Helping people into work can do more harm than good. This is the message of a new paper by Andrew Oswald and Richard Dorsett.
They studied the Employment Retention and Advancement programmeintroduced by the DWP in 2003. This offered extra training and temporary financial incentives to work longer hours to some randomly-chosen single parents but not to others. It was therefore a rare example of an RCT in economic policy.
But here's the thing. Oswald and Dorsett find that although this intervention raised the earnings of those in the ERA programe, it also led to "substantially lower well-being", even five years later. They conclude:
From a well-being perspective, randomly assigning in-work benefits appears to have hurt rather than helped.
The reason for this, they suggest, is that the temporary extra cash paid to participants raised their reference income and so increased aspirations, and the subsquent gap between high aspirations and actual incomes increased their financial worries and decreased happiness.

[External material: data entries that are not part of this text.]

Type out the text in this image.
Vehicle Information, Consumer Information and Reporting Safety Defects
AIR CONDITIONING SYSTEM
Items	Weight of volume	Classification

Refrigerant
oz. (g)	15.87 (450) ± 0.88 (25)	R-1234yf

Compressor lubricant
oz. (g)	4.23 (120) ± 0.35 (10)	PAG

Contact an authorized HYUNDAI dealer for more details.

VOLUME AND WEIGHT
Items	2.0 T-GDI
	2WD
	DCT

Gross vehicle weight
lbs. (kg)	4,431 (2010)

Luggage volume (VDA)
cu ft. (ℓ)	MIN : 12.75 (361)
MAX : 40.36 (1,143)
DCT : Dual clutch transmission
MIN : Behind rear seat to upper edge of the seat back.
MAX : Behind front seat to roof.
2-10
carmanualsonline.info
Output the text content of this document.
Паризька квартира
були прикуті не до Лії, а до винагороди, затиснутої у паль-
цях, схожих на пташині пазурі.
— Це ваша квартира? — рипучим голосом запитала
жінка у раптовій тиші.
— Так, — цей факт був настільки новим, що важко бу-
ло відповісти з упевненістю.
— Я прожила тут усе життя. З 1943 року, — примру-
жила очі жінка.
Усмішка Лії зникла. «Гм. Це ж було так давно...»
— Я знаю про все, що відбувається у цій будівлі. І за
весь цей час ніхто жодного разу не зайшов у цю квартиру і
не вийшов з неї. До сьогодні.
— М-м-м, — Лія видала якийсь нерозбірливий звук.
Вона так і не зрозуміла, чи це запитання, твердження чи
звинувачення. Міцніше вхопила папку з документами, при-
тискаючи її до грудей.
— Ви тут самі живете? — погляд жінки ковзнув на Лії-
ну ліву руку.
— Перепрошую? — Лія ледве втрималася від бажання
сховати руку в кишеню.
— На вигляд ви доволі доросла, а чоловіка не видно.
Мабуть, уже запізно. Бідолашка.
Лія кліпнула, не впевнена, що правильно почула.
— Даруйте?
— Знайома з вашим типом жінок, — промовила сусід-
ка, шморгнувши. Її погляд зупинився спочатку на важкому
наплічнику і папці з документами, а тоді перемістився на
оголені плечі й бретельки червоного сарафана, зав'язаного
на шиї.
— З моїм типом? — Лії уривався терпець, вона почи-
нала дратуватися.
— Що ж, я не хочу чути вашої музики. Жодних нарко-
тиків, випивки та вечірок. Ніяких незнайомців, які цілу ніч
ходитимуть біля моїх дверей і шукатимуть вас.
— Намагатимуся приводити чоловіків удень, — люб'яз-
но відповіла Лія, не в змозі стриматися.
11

We should read this in the context of Andrew Clark's recent finding, that people do not adapt to poverty, because their aspirations don't fall sufficiently to match their low incomes. In raising aspirations, the ERA was therefore scratching an open wound.
One inference from this could be that the best way to help the poor is not through temporary micro incentives but through macro policy - job creation and permanent redistribution.
But there might be a wider message. Given politicians' tendency to over-promise and under-deliver, perhaps almost all policies reduce well-being by creeating an aspirations gap. Personally, I think this would be too big an inference - because nobody seriously believes politicians' promises. But it is perhaps a warning that even quite benign policies might inadvertently prove to be harmful.